John McCain did not appear on any of the Sunday morning shows this week, nor was his name mentioned with any particular frequency.
But the conversation on the big three network programs centered on the two topics that have come to define and imperil the Arizona Republican's White House bid: Iraq, where his stay-the-course rhetoric has largely dissolved the straight talk credentials that once made him such a formidable general election candidate, and immigration, which is rapidly eroding several years worth of peaceful overtures by Mr. McCain to the GOP's conservative base.
What emerged from Sunday's shows was a reminder of how far Mr. McCain's stock has plummeted and a sense that if he is to right his sinking presidential ship, two dates loom large: Early July, when the fate of Mr. McCain's immigration "grand bargain" may be clear, and September, when Congressional Republicans will likely press President Bush for the first time to scale back the American presence in Iraq.
As long as those issues predominate, though, Mr. McCain's candidacy appears doomed, a fact underscored on ABC's "This Week," when host George Stephanopoulos highlighted a new poll, released this morning, that shows Mr. McCain's support in the pivotal early primary state of South Carolina collapsing, with a mere 7 percent of respondents backing him, good for a very distant fourth place. (The still-unannounced Fred Thompson led the pack with 25 percent, followed by Rudy Giuliani at 21 percent and Mitt Romney with 11 percent.) Those findings are particularly devastating for Mr. McCain because South Carolina, which George W. Bush used to regain his momentum and to fend off Mr. McCain in the 2000 primaries, is precisely the kind of state where Mr. McCains's militaristic posture and olive branches to the right were supposed to reap dividends in 2008. But his 7 percent is 35 points shy of the 42 percent of the vote he tallied when he came in second in 2000.
Mr. Stephanopoulos confronted Mr. McCain's top South Carolina backer, Senator Lindsay Graham, on the numbers, suggesting they were a direct consequence of Mr. McCain's identification with an immigration compromise that the right has reduced to "amnesty for illegal immigrants."
"I think what will cost John more than anything else is not to be John McCain," Mr. Graham replied, a not-unreasonable assertion given the political mileage Mr. McCain got out of his maverick image earlier this decade. And in many ways, Mr. McCain's defiance of the GOP base in an effort to create a path to citizenship for America's undocumented workers stirs fond memories among general election voters of the McCain they once knew. But in his next breath, Mr. Graham advanced a pragmatic argument that unwittingly demonstrated why the issue so hinders Mr. McCain with the Republican voters who will decide their party's presidential nominee.
"John is telling the Republican Party, ‘If you want to win in '08, you can't win with 22 percent of the Hispanic vote," Mr. Graham said.

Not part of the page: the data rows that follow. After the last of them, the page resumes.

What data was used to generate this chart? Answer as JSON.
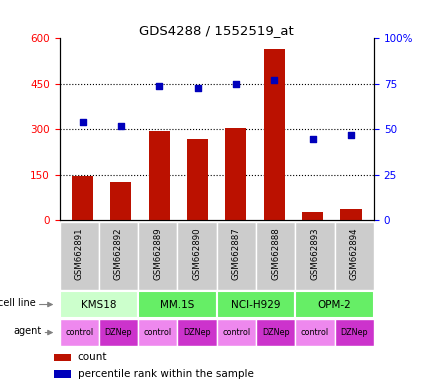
{
  "title": "GDS4288 / 1552519_at",
  "samples": [
    "GSM662891",
    "GSM662892",
    "GSM662889",
    "GSM662890",
    "GSM662887",
    "GSM662888",
    "GSM662893",
    "GSM662894"
  ],
  "bar_values": [
    148,
    125,
    295,
    270,
    305,
    565,
    28,
    38
  ],
  "percentile_values": [
    54,
    52,
    74,
    73,
    75,
    77,
    45,
    47
  ],
  "bar_color": "#bb1100",
  "dot_color": "#0000bb",
  "left_ylim": [
    0,
    600
  ],
  "right_ylim": [
    0,
    100
  ],
  "left_yticks": [
    0,
    150,
    300,
    450,
    600
  ],
  "right_yticks": [
    0,
    25,
    50,
    75,
    100
  ],
  "right_yticklabels": [
    "0",
    "25",
    "50",
    "75",
    "100%"
  ],
  "cell_line_data": [
    {
      "label": "KMS18",
      "start": 0,
      "end": 2,
      "color": "#ccffcc"
    },
    {
      "label": "MM.1S",
      "start": 2,
      "end": 4,
      "color": "#66ee66"
    },
    {
      "label": "NCI-H929",
      "start": 4,
      "end": 6,
      "color": "#66ee66"
    },
    {
      "label": "OPM-2",
      "start": 6,
      "end": 8,
      "color": "#66ee66"
    }
  ],
  "agents": [
    "control",
    "DZNep",
    "control",
    "DZNep",
    "control",
    "DZNep",
    "control",
    "DZNep"
  ],
  "agent_control_color": "#ee88ee",
  "agent_DZNep_color": "#cc33cc",
  "sample_bg_color": "#cccccc",
  "bar_width": 0.55,
  "n": 8
}
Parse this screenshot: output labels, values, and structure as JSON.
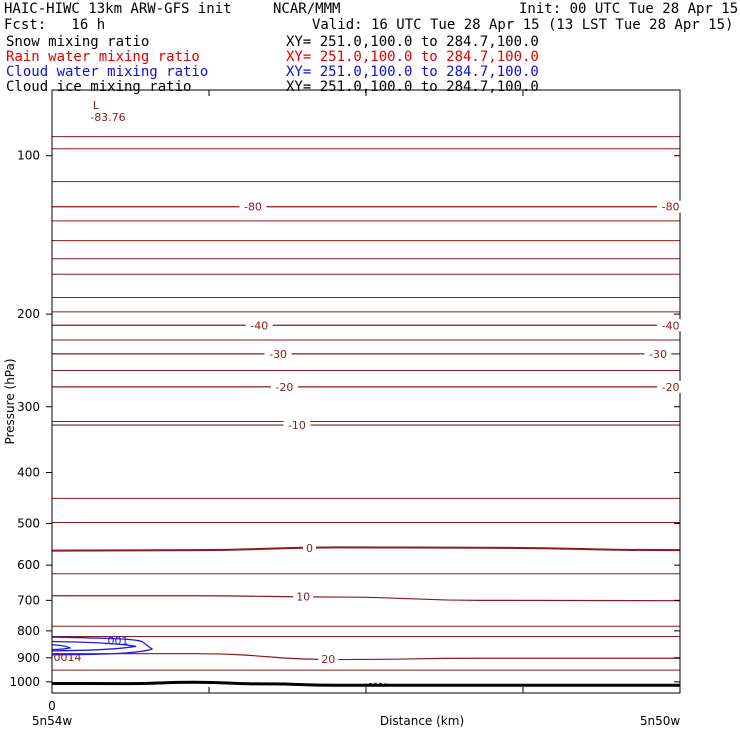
{
  "header": {
    "title": "HAIC-HIWC 13km ARW-GFS init",
    "org": "NCAR/MMM",
    "init": "Init: 00 UTC Tue 28 Apr 15",
    "fcst": "Fcst:   16 h",
    "valid": "Valid: 16 UTC Tue 28 Apr 15 (13 LST Tue 28 Apr 15)"
  },
  "fields": [
    {
      "name": "Snow mixing ratio",
      "xy": "XY= 251.0,100.0 to 284.7,100.0",
      "color": "#000000"
    },
    {
      "name": "Rain water mixing ratio",
      "xy": "XY= 251.0,100.0 to 284.7,100.0",
      "color": "#ff0000"
    },
    {
      "name": "Cloud water mixing ratio",
      "xy": "XY= 251.0,100.0 to 284.7,100.0",
      "color": "#0000ff"
    },
    {
      "name": "Cloud ice mixing ratio",
      "xy": "XY= 251.0,100.0 to 284.7,100.0",
      "color": "#000000"
    }
  ],
  "colors": {
    "temperature": "#8b1a1a",
    "cloud_water": "#1e1ee6",
    "axis": "#000000"
  },
  "chart_data": {
    "type": "line",
    "xlabel": "Distance (km)",
    "ylabel": "Pressure (hPa)",
    "y_scale": "log",
    "y_inverted": true,
    "ylim": [
      1050,
      75
    ],
    "y_ticks": [
      100,
      200,
      300,
      400,
      500,
      600,
      700,
      800,
      900,
      1000
    ],
    "x_ticks": [
      0
    ],
    "x_tick_labels": [
      "0"
    ],
    "x_end_labels": {
      "left": "5n54w",
      "right": "5n50w"
    },
    "xlim": [
      0,
      4.4
    ],
    "temperature_contours": [
      {
        "label": "-80",
        "x": [
          0,
          4.4
        ],
        "p": [
          125,
          125
        ]
      },
      {
        "label": "-40",
        "x": [
          0,
          4.4
        ],
        "p": [
          210,
          210
        ]
      },
      {
        "label": "-30",
        "x": [
          0,
          4.4
        ],
        "p": [
          238,
          238
        ]
      },
      {
        "label": "-20",
        "x": [
          0,
          4.4
        ],
        "p": [
          275,
          275
        ]
      },
      {
        "label": "-10",
        "x": [
          0,
          4.4
        ],
        "p": [
          325,
          325
        ]
      },
      {
        "label": "0",
        "x": [
          0,
          1.0,
          2.0,
          3.0,
          4.4
        ],
        "p": [
          563,
          562,
          555,
          556,
          562
        ]
      },
      {
        "label": "10",
        "x": [
          0,
          1.0,
          2.0,
          3.0,
          4.4
        ],
        "p": [
          686,
          686,
          690,
          700,
          701
        ]
      },
      {
        "label": "20",
        "x": [
          0,
          1.0,
          2.0,
          3.0,
          4.4
        ],
        "p": [
          884,
          884,
          907,
          902,
          902
        ]
      }
    ],
    "extra_isotherm_levels_p": [
      92,
      97,
      112,
      133,
      145,
      157,
      168,
      186,
      198,
      224,
      256,
      320,
      448,
      498,
      623,
      784,
      820,
      950
    ],
    "low_marker": {
      "label": "L",
      "value": "-83.76",
      "x": 0.35,
      "p": 96
    },
    "cloud_water_labels": [
      ".001",
      ".0014"
    ],
    "surface_pressure": {
      "x": [
        0,
        0.5,
        1.0,
        1.5,
        2.0,
        4.4
      ],
      "p": [
        1007,
        1008,
        1002,
        1009,
        1015,
        1015
      ]
    }
  }
}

Again, his assertion is plainly valid, given the bulging influence of Hispanic voters in American politics, in particular in swing states like New Mexico, Nevada and Colorado. But illegal immigration is not a pragmatic topic to the GOP base. It is an emotional one, a matter of stopping the U.S. government from taking any step that doesn't punish those who crossed a border illegally, practicality be damned.
The party has been down this road before, most notably in California just over a decade ago, when Pete Wilson, his gubernatorial re-election prospects doomed, found temporary salvation in Proposition 187, which proposed stripping illegal immigrants and their children of all state services. Like Senators Graham and McCain now, sensible GOP voices like Bill Bennett and Jack Kemp warned their brothers and sisters in California that the scape-goating campaign would cost the party in the long-run. And it has. Besides Arnold Schwarzenegger, an immigrant who has embraced Californians of all ethnic and political stripes, the post-Wilson decade has seen the marked decline of the California Republican Party. But emotion trumped pragmatism in California in '94, and it's prevailing now in the national GOP.
The enervating effect of the immigration issue on Mr. McCain's nomination prospects was highlighted last week when the Senate, prodded by a White House that will otherwise lack a meaningful second-term domestic achievement, opted to revive the stalled debate on the topic. Appearing on CBS's "Face the Nation" this morning, Mitch McConnell, the Senate's GOP leader, labeled the reform package's prospects "a mixed picture." In terms of raw politics, though, Mr. McCain is surely less concerned with whether his bill passes or fails than with when the issue will simply go away. Mr. McConnell declared that the Senate will settle it "one way or the other before the Fourth of July."